By Peter Myers, Senior Vice President, DDJ Myers, Ltd.

It’s ongoing work that’s so worth it.

A few years ago, we started working with a CEO who had only been in the role for a few years. They wanted to implement a professional development program that would thrust the organization forward, strategically and culturally. It was time to unshackle the organization from its sleepy history.

This metrics-driven CEO liked the comprehensive nature of our Organization Alignment Assessment. The OAA allowed staff and the leadership team to see on an easy-to-understand dashboard the entire staff’s assessment of the infrastructure’s capacity, the culture’s temperature, and the team’s buy-in to the strategic direction. Moreover, it showed how staff felt about the required pace to fulfill that vision.

Historically, the organization’s leaders had focused on enlivening the culture to motivate staff. They thought that injecting fun and positivity was the best means to their business ends. The OAA’s results showed that motivation was not the most pertinent focal point.

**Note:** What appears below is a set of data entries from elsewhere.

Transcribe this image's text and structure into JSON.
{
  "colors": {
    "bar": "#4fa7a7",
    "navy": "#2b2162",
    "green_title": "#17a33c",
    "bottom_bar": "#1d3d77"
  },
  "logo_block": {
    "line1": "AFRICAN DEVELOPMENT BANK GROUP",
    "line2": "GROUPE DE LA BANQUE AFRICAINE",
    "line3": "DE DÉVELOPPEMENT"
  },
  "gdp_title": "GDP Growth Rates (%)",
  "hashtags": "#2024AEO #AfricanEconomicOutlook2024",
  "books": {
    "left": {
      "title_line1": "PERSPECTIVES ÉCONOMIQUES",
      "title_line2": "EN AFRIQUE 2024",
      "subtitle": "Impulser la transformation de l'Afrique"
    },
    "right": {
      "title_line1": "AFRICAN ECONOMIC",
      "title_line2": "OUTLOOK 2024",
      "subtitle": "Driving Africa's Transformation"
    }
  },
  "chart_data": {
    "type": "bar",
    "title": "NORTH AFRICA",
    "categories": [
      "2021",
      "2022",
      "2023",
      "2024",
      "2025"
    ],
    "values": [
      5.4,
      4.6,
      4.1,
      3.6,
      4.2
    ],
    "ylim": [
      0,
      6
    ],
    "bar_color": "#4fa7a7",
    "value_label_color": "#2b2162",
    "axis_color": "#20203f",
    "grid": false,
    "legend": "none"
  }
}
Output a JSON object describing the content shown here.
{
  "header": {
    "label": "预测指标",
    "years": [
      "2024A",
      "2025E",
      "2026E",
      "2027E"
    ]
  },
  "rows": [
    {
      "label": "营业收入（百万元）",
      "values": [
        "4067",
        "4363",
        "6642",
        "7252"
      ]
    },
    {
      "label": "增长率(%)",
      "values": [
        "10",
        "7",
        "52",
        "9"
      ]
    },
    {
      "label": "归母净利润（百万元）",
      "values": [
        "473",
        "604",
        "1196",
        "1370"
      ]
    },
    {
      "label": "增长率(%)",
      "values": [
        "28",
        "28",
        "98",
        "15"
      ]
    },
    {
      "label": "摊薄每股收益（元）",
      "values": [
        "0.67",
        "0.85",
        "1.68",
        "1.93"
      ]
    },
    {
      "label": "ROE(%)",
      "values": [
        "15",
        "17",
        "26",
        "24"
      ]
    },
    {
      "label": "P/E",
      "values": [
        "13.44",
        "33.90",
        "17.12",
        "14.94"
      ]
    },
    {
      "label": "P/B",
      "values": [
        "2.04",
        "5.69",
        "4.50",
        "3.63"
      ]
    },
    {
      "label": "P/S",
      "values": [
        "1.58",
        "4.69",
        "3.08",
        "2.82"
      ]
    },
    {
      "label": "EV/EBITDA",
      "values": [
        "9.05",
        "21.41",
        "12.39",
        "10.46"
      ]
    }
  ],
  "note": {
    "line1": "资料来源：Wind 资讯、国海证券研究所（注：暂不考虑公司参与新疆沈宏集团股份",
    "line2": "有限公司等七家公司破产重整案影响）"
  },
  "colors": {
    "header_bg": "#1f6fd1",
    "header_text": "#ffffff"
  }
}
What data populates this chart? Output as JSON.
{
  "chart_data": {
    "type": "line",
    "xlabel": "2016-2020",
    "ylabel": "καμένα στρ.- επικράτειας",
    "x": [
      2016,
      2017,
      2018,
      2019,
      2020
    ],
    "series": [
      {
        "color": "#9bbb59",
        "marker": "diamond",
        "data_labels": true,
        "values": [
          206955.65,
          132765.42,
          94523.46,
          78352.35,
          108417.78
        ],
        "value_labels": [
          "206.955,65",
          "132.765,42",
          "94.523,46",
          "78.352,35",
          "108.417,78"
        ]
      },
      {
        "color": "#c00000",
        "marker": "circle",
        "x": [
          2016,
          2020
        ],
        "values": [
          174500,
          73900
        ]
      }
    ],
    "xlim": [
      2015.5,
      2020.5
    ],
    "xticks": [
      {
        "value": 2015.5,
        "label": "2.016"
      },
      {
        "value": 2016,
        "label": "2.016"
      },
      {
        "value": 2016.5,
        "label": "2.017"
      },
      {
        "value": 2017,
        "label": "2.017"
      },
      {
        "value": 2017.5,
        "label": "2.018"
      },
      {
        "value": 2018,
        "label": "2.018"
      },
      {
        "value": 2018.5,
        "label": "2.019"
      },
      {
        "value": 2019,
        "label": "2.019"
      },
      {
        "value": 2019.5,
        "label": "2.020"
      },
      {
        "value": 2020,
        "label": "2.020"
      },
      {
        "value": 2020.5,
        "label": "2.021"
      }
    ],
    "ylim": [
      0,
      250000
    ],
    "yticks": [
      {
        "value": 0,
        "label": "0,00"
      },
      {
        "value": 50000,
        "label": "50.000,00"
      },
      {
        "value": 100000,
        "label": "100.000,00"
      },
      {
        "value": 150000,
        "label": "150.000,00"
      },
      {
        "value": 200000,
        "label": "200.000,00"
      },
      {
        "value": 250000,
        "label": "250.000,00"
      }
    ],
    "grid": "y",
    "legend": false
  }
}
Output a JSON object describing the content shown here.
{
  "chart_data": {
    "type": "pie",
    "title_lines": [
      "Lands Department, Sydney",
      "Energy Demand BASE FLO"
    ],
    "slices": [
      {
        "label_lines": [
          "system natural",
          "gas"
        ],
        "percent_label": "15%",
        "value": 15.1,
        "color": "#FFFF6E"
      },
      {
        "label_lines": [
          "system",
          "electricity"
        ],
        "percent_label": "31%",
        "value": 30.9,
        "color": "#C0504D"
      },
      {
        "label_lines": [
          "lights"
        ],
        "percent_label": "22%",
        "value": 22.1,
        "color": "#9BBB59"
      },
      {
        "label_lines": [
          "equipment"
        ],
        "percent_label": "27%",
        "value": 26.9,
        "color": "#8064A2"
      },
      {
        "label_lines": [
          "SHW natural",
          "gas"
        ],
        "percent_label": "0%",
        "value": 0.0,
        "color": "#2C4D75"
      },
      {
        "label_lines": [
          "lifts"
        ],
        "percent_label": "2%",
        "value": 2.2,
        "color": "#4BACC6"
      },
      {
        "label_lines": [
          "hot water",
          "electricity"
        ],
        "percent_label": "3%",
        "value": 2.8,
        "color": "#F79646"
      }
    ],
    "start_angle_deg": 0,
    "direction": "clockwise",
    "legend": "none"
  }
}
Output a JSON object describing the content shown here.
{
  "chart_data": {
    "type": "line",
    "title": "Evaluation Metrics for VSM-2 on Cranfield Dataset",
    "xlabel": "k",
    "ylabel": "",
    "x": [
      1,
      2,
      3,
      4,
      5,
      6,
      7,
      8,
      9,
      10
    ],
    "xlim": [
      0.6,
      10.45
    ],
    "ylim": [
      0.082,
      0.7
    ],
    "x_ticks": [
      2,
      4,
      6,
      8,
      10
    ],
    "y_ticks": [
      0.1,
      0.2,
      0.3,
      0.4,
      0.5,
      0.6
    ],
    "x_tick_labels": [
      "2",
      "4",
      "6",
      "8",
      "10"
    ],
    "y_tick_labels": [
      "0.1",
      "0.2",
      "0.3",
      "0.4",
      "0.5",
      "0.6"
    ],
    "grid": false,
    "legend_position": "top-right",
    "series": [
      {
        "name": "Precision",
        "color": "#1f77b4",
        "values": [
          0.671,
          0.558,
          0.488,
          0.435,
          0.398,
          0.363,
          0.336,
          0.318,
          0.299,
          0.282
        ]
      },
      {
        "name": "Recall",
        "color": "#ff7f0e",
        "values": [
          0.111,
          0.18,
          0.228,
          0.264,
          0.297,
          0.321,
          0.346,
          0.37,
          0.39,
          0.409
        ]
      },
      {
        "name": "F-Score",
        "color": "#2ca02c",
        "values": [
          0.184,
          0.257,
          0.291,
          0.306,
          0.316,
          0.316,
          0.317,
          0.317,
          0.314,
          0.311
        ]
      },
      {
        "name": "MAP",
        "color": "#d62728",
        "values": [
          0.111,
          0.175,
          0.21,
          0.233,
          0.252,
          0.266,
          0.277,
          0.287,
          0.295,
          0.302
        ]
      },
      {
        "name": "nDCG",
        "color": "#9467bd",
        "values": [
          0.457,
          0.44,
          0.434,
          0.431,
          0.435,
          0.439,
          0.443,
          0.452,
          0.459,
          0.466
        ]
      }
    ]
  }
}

Instead, the assessment showed that the morale (and everything that comes with it) of the leadership team was affecting the refinement of procedures, communication standards and even member service. The OAA’s visual demonstration of the data and ease of navigation allowed the leadership team to zero in on revelations that stung but were helpful to know:

  • 50% of the leadership team did not feel that the staff was one cohesive team.
  • 0% agreed or strongly agreed that they could depend on other departments to cross-functionally collaborate effectively (the lowest score we have in our database).
  • 55% of them only somewhat agreed with them being a great team member and contributing to their team’s success.
  • 22% felt strongly that they knew where and how to become better informed about organizational changes.
  • 0% strongly agreed and 44% disagreed that they had a firm grasp of their target market.
  • 44% somewhat or strongly disagreed that empowerment was structured so “we can do what we need to do.”

These were not results anyone wanted, but they were empowering to learn. The team walked away sobered but with an increased resolve to focus on management alignment; they needed to get this right. If not, the organization’s prospects would be bleak.

The team declared a shared commitment to be accountable, initiate the hard conversations and be open to them as they came their way. The team standardized several actions, sequestering themselves for two days a month for an entire year to cultivate their strategic perspective, define the organization’s objectives, and develop a comprehensive, but most importantly team-embraced, strategic plan. Management alignment is not a switch you flip. It takes consistent work.

Leadership Alignment

The leadership team members needed to embody alignment before they started preaching the same to the staff. What leaders consistently demonstrate, others will model. The strategic framework we developed was baked into every conversation and all strategies were framed against the short- and long-term shared priorities. Leaders began to forgo their initially proposed timelines and requested resources to support other areas’ priorities because it furthered the organization’s priorities faster.

After a year of hard and consistent work, the CEO was ready to measure progress and asked to redeploy the OAA. The results were astounding!

The leadership team’s scores were cause for celebration. The team felt validation for the intense work they had done. On average, there was an overall 15% increase with these highlights:

  • 36% increase in the team feeling like one cohesive team.
  • 51% increase in feeling like they could depend on other departments to cross-functionally collaborate really well together
  • 10% increase in feeling like they are a great team member and contribute to their team’s success
  • 29% increase in feeling like they know where and how to become better informed about organizational changes
  • 33% increase in feeling like they have a firm grasp of the target market
  • 40% better score on the organization’s structure of empowerment (no one even slightly disagreed)

When broken down by major pillars measured, the leadership team’s strategy development and deployment score increased by 22%. As a reminder, they initially were focused on culture for the staff. They ended up focused on strategy, and that brought the culture score up 13%.

Next on the CEO’s and leadership team’s list is to translate that strategy and individual accountability to the staff. The way each area of the credit union will get there will be customized for that group, but include lots of cross-functional interaction. The next year’s OAA results will be exciting to watch for!

Leadership Alignment for the Board

To close this out, we want to direct the reader’s attention to another strategic consequence, positive or negative, of alignment. Boards can sense executive team alignment, and it informs their interaction and questions. When a senior team is well-aligned, they have covered as many angles as possible and presented the summation of the trajectory, the obstacles and the potential unintended consequences of a possible strategy. When the head of marketing regularly talks with the capital planner and the technology leader often connects with the chief lender, the board feels a different level of comfort. When the retail lead speaks just about retail, and risk management only speaks about risk, it evokes a degree of discomfort, unconsciously or consciously, with any trajectory the management “team” is proposing.

Please note, alignment is not about moving the numbers in your assessment. It is about enhancing strategic alignment for the sake of more precise execution. It is about elevating the skill sets of your organization’s leadership so no matter the challenge, they’ll tackle it in an aligned fashion. All of this takes rigorous and consistent work. The charge of leaders, all leaders, is to make it happen.